When I generate an 8 bit indexed color image in Photoshop and look at the Save As menu, JPEG is not an option. If I instead choose Save for Web which allows saving as JPEG, the resulting image re-opens in Photoshop in RGB (24 bit color) mode.
So as I read question, you’re getting a 24 bit image because you’re saving in JPEG format.

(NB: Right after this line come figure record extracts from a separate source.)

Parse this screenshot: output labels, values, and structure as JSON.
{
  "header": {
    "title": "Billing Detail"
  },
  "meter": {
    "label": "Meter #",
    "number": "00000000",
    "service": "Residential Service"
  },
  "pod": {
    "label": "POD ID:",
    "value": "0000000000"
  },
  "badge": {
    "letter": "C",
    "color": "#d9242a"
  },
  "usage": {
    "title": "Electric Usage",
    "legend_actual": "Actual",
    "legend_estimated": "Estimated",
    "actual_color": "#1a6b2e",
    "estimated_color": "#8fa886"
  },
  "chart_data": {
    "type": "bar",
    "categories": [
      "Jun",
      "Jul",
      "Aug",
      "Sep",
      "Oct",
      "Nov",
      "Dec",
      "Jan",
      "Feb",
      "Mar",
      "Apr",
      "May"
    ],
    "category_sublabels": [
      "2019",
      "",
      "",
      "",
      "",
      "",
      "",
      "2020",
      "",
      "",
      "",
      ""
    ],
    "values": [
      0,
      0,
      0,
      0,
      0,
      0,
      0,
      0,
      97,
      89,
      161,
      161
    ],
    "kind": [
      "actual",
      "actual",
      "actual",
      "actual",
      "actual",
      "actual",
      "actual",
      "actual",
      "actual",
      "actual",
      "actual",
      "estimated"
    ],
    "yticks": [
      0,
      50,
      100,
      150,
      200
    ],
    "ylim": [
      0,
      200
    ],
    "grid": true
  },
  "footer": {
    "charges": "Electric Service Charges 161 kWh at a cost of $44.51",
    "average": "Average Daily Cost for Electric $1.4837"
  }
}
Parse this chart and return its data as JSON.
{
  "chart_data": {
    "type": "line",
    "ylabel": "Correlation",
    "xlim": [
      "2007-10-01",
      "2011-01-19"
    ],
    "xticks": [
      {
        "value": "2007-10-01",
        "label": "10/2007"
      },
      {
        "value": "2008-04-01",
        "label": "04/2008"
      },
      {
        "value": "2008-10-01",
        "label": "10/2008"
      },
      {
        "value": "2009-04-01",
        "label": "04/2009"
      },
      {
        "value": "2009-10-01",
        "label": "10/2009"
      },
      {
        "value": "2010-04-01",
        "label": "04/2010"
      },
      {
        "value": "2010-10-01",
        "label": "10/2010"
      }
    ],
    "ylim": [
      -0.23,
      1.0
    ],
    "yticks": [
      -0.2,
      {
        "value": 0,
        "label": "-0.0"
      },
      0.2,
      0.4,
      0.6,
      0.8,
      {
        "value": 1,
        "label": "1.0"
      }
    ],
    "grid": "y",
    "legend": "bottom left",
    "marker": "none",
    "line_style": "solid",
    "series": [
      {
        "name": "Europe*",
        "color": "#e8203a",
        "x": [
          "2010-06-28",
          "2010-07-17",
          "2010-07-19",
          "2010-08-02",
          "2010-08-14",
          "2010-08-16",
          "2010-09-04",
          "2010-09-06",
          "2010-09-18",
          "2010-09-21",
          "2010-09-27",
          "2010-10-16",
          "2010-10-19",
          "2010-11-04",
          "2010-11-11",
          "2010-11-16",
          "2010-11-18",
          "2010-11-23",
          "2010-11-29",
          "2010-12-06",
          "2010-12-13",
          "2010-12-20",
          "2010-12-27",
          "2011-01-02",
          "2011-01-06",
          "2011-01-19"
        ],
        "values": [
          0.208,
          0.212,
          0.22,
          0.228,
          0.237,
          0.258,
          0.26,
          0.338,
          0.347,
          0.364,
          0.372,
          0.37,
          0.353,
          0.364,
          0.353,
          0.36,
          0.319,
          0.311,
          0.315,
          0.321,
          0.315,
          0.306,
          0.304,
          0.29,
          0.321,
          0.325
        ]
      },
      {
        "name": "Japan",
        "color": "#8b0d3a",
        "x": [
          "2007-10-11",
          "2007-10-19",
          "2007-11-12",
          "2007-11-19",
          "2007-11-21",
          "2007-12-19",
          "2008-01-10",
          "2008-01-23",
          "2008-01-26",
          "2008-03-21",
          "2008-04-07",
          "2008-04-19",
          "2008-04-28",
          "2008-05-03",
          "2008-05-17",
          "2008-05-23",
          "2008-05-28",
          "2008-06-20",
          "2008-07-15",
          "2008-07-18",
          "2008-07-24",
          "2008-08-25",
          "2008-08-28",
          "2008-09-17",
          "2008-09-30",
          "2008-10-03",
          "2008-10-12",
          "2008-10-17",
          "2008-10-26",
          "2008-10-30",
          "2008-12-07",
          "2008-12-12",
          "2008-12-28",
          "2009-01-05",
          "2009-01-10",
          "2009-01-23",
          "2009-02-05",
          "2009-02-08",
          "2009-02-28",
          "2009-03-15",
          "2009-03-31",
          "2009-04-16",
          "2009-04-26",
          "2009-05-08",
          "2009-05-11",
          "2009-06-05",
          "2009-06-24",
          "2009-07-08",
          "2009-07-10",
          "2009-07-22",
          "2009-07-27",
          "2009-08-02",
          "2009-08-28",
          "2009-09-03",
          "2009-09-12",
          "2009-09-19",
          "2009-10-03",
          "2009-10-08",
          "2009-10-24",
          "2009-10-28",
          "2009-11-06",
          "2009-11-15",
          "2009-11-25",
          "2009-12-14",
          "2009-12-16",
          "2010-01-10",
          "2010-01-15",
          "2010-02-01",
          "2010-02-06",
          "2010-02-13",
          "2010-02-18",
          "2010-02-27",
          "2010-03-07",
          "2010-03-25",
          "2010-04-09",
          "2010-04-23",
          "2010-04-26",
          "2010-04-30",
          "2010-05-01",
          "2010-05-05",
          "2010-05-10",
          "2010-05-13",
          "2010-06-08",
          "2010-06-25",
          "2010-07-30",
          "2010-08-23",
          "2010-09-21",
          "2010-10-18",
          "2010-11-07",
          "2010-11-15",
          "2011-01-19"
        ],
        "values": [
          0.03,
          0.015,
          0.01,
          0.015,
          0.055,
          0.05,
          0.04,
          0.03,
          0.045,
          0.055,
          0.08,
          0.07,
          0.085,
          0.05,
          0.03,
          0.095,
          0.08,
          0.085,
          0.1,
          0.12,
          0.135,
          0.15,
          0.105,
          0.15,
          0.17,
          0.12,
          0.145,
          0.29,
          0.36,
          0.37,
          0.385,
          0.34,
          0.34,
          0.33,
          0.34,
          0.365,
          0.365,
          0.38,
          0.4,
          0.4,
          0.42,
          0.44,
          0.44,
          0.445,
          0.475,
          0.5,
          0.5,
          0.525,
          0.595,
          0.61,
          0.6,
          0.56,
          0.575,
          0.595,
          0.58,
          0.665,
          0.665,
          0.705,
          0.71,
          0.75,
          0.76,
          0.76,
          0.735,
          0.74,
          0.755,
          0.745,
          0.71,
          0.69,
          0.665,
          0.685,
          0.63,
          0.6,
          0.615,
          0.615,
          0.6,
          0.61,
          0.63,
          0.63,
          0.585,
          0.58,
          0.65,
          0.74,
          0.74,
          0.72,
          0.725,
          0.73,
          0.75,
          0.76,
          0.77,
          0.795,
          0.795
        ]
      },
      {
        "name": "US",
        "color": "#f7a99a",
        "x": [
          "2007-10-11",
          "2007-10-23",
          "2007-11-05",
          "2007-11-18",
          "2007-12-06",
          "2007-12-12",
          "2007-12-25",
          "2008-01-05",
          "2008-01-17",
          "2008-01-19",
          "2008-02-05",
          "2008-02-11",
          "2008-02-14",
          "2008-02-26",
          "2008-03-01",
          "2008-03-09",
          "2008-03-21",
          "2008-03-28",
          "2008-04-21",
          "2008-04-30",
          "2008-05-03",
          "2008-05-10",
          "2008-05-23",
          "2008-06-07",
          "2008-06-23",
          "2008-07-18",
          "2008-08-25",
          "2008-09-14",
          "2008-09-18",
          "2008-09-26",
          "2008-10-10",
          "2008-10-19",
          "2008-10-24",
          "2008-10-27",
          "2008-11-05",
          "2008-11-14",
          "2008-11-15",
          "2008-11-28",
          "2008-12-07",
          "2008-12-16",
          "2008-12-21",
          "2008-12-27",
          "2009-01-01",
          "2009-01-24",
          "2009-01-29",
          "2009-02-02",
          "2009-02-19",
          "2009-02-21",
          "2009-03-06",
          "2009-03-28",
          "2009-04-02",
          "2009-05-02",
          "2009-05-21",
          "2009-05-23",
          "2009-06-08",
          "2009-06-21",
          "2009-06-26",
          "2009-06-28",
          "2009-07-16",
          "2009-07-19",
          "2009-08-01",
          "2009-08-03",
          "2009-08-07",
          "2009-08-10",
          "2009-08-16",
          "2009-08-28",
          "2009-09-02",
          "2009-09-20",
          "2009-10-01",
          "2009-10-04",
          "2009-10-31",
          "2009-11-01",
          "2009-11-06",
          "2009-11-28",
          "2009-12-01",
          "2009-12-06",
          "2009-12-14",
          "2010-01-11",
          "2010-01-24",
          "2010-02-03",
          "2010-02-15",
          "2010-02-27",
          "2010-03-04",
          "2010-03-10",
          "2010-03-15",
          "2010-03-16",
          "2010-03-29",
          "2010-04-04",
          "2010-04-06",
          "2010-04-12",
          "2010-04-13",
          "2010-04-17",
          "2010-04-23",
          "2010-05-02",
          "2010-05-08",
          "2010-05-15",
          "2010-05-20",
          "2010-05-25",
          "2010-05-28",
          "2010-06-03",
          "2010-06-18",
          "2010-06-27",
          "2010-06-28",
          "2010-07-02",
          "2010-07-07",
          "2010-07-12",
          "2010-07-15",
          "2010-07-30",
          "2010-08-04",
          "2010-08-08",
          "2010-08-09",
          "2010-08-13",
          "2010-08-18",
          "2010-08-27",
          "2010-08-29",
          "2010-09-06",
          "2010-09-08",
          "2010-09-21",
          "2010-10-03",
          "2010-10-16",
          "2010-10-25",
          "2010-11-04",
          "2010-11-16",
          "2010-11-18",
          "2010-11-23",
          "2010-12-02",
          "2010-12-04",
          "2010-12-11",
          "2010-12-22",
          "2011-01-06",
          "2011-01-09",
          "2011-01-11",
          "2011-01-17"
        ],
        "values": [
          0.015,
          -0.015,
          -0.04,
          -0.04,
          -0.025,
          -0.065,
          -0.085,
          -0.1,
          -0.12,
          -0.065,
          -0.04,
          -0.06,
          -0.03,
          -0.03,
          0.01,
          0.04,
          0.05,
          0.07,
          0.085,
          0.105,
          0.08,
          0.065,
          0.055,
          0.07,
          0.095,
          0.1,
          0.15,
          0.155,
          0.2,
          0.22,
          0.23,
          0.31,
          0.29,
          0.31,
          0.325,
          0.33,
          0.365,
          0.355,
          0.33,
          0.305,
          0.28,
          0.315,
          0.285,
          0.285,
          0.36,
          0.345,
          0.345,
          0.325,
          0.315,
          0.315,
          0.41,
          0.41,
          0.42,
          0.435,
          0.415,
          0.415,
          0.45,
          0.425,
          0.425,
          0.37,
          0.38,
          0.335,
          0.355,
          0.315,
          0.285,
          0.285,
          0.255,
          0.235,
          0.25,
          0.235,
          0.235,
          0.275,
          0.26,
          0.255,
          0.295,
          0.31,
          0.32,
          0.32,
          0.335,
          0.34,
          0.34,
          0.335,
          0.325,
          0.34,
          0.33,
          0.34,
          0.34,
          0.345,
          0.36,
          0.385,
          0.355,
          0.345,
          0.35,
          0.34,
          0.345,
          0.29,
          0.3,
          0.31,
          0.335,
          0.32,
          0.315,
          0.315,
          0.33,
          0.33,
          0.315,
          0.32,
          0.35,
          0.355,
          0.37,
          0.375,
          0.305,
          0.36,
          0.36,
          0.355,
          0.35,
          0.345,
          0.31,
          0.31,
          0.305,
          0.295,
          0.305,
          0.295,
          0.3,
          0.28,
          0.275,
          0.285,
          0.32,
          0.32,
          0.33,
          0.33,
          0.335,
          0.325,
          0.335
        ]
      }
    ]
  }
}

If you really want to save as 8 bit color, use PNG or GIF.
Regards,
Scott Rossi
Creative Director
Tactile Media, UX/UI Design
> On Feb 7, 2017, at 7:45 PM, Sannyasin Brahmanathaswami via use-livecode <use-livecode at lists.runrev.com> wrote:
>
> I'm trying to optimize for Mobile. Photoshop is playing tricks on me
>
> given a 38K jpg;
>
> rect 3 X 5
>
> 552px w
> 736 px h
> 72 dpi (irrelevant for screen)
>
> Open in Photoshop: it indicates 1.16M in RAM, but mode is 8 bit… but
>
> but the online calculation sites for file size for that rect/bit-depth should make it only take up 398k or so, in RAM.
>
> If I change the online calculator for that rect to "24 bit" it returns the exactly size (1.16M) I'm seeing in photoshop…roughly 3X the size of the 8 bit, which is what we would expect.
>
> So
>
> 1) Why is Photoshop reporting the files size as if it were 24 bit? and
> 2) Does LC have a function to check the size of an image in terms of RAM consumed? I couldn't find one in the dictionary.